Among the historical burials at the Tatar Cemetery are the graves of Sheikh Muhammad Ayyad at-Tantawi, an extraordinary professor of the Faculty of Oriental Languages ​​of St. Petersburg University (1810–1861); major general, hero of the Russian-Turkish war of 1877-1878. Maimed Enemuk (1839-1894); military surgeon, teacher and philanthropist, chief physician of the Nikolaev military hospital Salikh Yanovich-Chainsky (1834-1903); the merchant of the first guild, the owner of the Samarkand restaurant in the New Village, Rakhmatulla Khalitov (1831 or 1834–1898); Sufi sheikh Mahmud-Ishan Hasani Afghani Hafiz Kalamullah (d. 1846); Major General, Persian Prince Shafi Khan (1853-1909); Persian merchants from the city of Rasht: Agha Mirza Sadyk (died 1844) and Agha Muhammad Haji (died 1843). The last three were buried in the Persian cemetery site.

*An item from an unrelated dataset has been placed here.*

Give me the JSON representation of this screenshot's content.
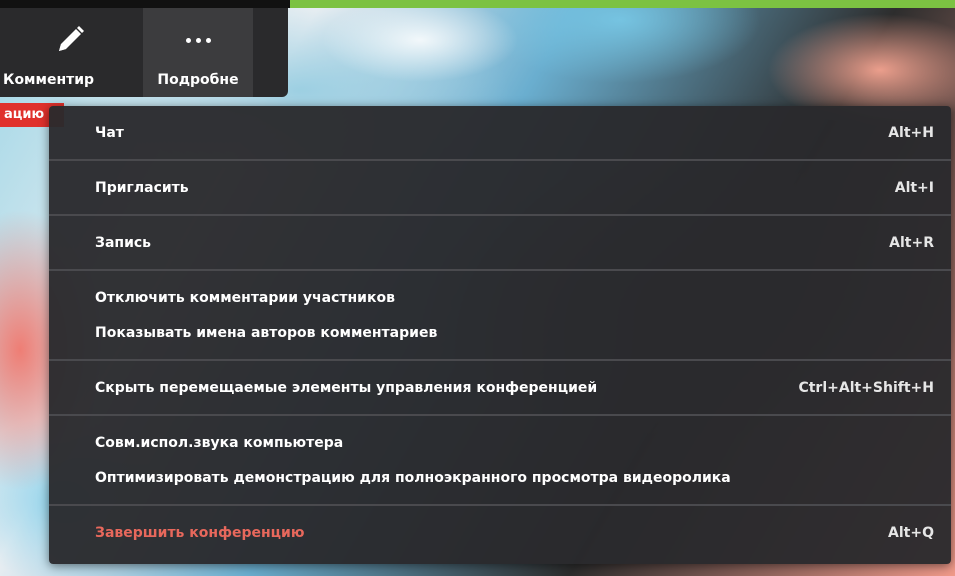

After the closure of the mosque for believers in 1940, the importance of the Novo-Volkovsky cemetery in the life of the Muslims of Leningrad and its environs increased. It was here that Friday prayers began to be held, bringing together several hundred people. And on the days of Eid al-Fitr and Eid al-Adha, up to 7,000 people gathered at the cemetery.

At the cemetery, people settled down right on the ground between the grave hills, laying down the rugs they brought with them. Prayers were conducted by unofficial imams, and during prayers, they raised money for the repair of the mosque. Only in 1956, when the Cathedral Mosque reopened, did the funeral and Friday prayers cease to be performed at the cemetery. The Tatar area was declared semi-closed for burials in 1964. Now, only those whose relatives were buried here were allowed to be buried in the cemetery.